If this games' version of Kyle Reese had been in the movie, he'd have blown the Terminator apart, leapt over the pieces, slam-dunked grenades into Skynet's central processing unit, and carried Sarah Connor into a future where the only "road of bones" was their honeymoon. If John Connor had had this Kyle for a father in Terminator 2, the kid wouldn't have been such a wise ass.

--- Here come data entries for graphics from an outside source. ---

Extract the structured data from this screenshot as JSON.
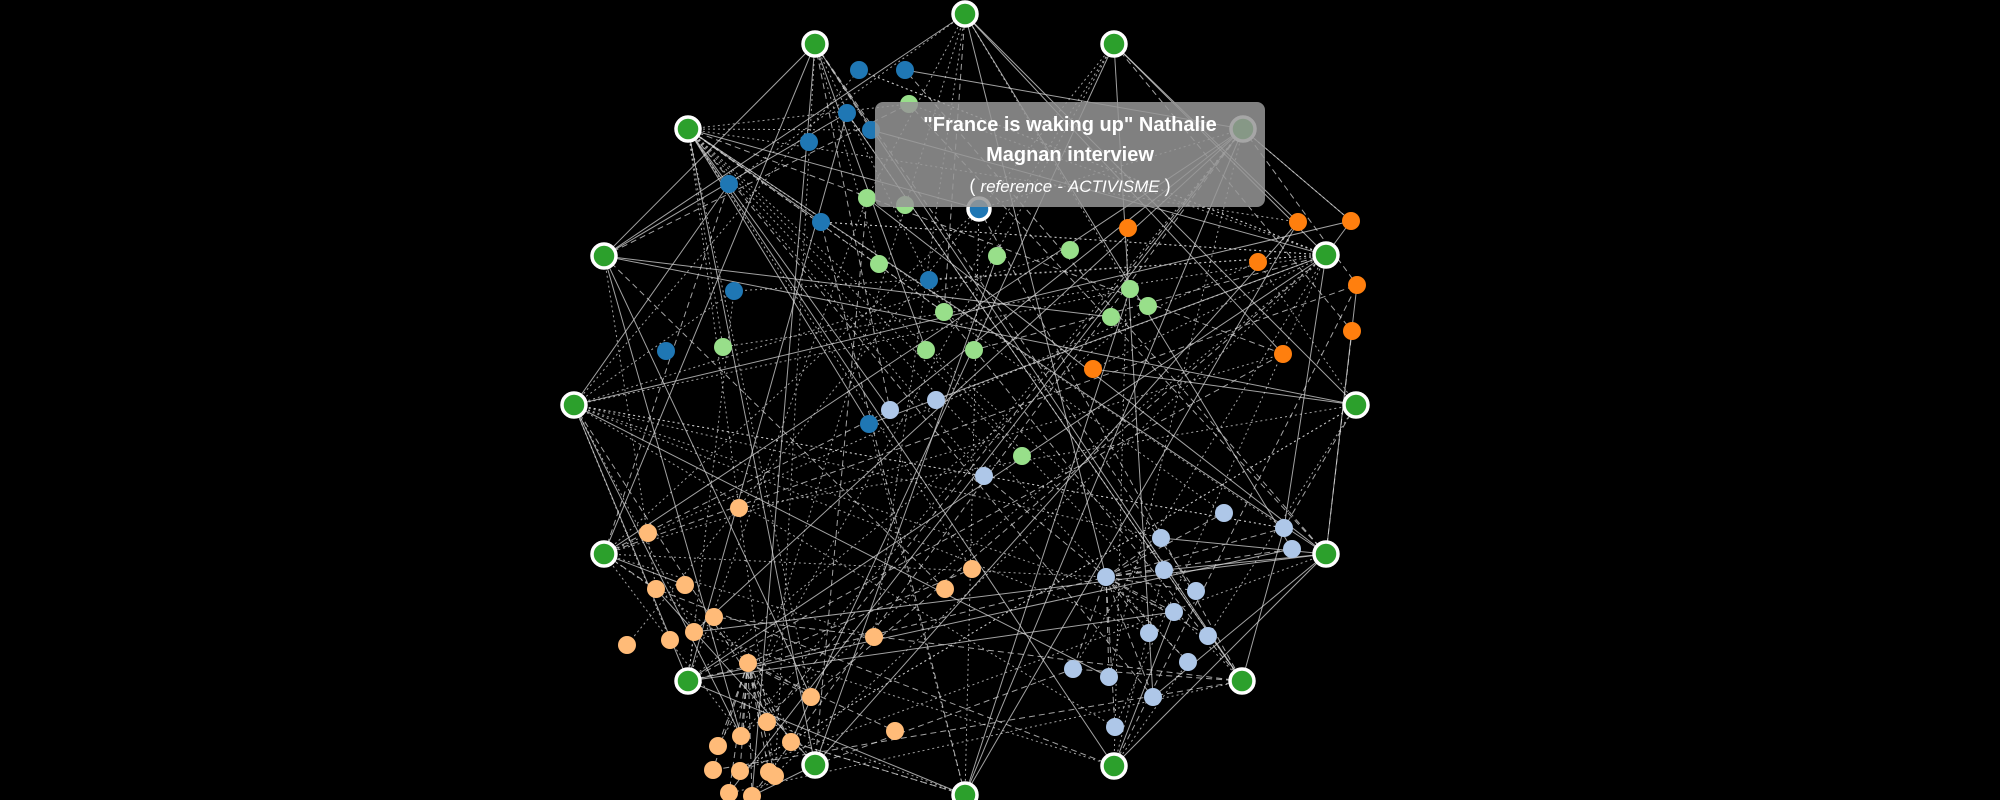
{
  "tooltip": {
    "title": "\"France is waking up\" Nathalie Magnan interview",
    "paren_open": "(",
    "type_label": "reference",
    "separator": "-",
    "category": "ACTIVISME",
    "paren_close": ")"
  },
  "colors": {
    "background": "#000000",
    "edge": "#d8d8d8",
    "hub": "#2ca02c",
    "dark_blue": "#1f77b4",
    "light_green": "#98df8a",
    "orange": "#ff7f0e",
    "light_blue": "#aec7e8",
    "light_orange": "#ffbb78"
  },
  "legend_groups": [
    "hub",
    "dark_blue",
    "light_green",
    "orange",
    "light_blue",
    "light_orange"
  ]
}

Of the Terminator games I have played over the years, none of them captured both the essence of the films and a fun gaming experience. I put more time than I should have into Terminator: Salvation for the Sony PlayStation 3 because I'm a fan of the franchise and the developer behind the game, the late lamented GRIN of Bionic Commando fame; plus the game awards nothing but gold trophies. No bronze, no silver, just gold for completing each level. Sadly, it's really not worth the effort. The game is a grim bullet-sponge shooter with little to redeem it. The strange thing is that I don't know why I own the game. I don't remember buying it and it's not the kind of game I would purposefully acquire because of its poor reputation. GRIN was already circling the drain by this point and purportedly rushed the game to shelves which explains its half-finished nature in places. I didn't review it for Kombo according to my records. It's just on my shelf without an explanation. Clearly this is Skynet meddling with time again. The futuristic AI has already erased one Terminator game from history.